KJA Development LLC is seeking a zoning change on roughly 44 acres of ground off Interstate 90 in lower Grant Creek and has imposed a cap of 700 units, or slightly more than what’s permitted in current zoning.
Those additional units could help meet a number of housing needs, advocates argued on Monday night.
“It’s no secret that within this community, housing is a dilemma. We have a lack of units, a lack of stock and a lack of affordability,” said Riley Jacobson. “The only way we can begin to address this issue is by creating more units.”
The City Council considered and denied a similar request by KJA two years ago and since then, the city’s housing challenges have only become more dire. But many of the concerns that prompted the city to oppose the project also remain, and opponents have again mustered the resources to push for denial.
While concerns over traffic could be mitigated, concerns over fire safety linger. City and county fire officials are expected to offer input in the coming weeks as the proposal grinds its way through the public process.

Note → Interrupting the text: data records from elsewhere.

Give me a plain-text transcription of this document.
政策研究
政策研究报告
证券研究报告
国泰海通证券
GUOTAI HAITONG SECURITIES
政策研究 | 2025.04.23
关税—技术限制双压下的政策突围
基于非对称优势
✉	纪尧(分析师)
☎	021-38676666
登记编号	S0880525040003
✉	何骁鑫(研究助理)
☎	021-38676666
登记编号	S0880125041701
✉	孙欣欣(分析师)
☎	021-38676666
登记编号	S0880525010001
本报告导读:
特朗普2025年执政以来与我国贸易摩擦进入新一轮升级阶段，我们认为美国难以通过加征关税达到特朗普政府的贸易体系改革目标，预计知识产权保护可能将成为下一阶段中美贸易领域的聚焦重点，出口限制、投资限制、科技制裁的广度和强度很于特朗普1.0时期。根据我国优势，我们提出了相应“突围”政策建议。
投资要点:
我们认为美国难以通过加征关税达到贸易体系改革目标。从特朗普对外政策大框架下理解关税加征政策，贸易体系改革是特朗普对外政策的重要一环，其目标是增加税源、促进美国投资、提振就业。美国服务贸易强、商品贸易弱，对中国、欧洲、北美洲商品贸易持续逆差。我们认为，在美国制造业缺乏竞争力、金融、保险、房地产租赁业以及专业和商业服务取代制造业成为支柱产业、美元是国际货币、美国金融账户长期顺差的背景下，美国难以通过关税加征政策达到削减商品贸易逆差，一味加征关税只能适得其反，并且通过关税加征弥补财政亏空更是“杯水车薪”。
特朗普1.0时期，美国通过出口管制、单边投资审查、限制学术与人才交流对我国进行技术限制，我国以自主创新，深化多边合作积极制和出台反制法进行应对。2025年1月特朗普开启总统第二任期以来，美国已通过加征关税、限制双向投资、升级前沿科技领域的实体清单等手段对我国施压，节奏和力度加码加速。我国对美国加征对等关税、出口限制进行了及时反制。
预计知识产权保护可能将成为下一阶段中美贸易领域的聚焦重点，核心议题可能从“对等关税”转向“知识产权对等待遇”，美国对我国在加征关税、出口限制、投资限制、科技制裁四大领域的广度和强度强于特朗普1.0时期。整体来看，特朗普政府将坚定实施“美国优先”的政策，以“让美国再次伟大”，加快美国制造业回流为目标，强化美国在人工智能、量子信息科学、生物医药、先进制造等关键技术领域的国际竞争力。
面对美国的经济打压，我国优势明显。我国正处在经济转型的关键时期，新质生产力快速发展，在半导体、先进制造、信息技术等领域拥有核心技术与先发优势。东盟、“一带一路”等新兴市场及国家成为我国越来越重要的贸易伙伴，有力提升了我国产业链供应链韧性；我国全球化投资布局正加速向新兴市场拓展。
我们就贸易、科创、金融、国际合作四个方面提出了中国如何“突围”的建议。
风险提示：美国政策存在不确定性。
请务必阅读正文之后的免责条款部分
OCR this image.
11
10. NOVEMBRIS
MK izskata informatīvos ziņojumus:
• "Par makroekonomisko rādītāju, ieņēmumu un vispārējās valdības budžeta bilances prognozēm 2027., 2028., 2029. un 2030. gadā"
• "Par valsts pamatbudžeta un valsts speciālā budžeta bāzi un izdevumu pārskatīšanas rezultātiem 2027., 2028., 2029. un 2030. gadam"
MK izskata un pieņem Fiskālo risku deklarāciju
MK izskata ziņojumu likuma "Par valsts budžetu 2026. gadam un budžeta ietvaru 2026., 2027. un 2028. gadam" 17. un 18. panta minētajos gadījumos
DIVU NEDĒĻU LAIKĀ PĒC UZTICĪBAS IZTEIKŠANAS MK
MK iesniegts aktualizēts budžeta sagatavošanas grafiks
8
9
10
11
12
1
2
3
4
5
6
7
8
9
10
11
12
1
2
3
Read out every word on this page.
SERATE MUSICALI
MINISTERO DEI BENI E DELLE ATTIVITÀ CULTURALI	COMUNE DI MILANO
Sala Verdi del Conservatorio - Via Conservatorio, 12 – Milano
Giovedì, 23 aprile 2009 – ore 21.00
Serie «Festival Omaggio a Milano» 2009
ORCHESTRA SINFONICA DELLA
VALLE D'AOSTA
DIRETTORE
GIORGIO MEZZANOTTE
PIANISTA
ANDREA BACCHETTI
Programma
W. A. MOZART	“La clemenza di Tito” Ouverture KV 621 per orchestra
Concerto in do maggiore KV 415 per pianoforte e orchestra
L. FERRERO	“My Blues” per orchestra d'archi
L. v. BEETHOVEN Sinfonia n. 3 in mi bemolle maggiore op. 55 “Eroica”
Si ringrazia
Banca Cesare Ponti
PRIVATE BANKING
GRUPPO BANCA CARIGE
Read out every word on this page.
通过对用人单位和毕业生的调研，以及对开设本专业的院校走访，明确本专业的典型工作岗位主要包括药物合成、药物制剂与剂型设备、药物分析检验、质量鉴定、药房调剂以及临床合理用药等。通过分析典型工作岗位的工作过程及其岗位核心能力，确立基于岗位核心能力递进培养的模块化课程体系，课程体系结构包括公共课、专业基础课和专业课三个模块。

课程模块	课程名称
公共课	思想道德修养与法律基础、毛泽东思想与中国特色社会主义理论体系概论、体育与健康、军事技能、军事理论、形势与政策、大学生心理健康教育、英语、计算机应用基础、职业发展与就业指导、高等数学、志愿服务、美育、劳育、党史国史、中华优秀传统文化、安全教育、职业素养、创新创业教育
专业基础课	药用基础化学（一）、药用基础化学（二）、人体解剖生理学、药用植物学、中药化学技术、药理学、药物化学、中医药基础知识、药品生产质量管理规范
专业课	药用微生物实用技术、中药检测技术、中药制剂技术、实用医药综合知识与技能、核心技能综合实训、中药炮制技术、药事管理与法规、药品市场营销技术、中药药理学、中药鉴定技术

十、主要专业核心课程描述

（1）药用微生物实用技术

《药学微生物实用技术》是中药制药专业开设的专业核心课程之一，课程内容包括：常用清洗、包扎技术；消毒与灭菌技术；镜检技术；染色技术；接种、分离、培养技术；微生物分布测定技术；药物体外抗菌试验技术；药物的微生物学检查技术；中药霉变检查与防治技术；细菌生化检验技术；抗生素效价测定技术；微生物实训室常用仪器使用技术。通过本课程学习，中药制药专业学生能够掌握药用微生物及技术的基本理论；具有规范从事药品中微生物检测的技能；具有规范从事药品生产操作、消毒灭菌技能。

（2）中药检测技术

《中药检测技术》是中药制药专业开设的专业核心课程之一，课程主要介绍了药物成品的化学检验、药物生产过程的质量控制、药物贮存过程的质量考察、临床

But supply and demand is also playing a stronger role this time around, and advocates of boosting the city’s housing supply are speaking out. The city can’t begin to address issues of affordability unless it provides more housing, regardless of price.
“We need more vacancy in our town,” said Hanna Kosel. “It’s defeating every day to work with tenants who have families and are working and give so much to our community and don’t have a place to stay and rest and call home.”
Project representatives said current market demand calls for two- and three-bedroom units, and the proposal would be one of the few projects in Missoula to offer three-bedroom rentals. But the city’s denial of the request two years ago and the ongoing debate have led to higher prices.
That, the developers said, is a function of the market in a city with a vacancy rate of less than 1%. The lack of inventory and delays in construction have and will continue to push rent prices higher in all neighborhoods.
“We’re already a year-and-a-half behind on this project,” said developer Ken Ault. “The more we waste time on this, the more we have to cover it. Construction costs were at an all-time high 18 months ago. Labor was at an all-time high. All we had on our side was interest rates, and now they’re going up.”
State law forbids the City Council from placing conditions on zoning, and the council’s space to approve or deny the request is narrow. The price of the end unit is not among the criteria that can be considered, though some council members have been asking about rental prices.
For that, city staff has offered caution, saying price is not a relevant part of their decision.
“That’s not one of the criteria under state law or local regulations,” said city planner Dave DeGrandpre. “It’s definitely not one of the statutory review criteria. I’d be careful.”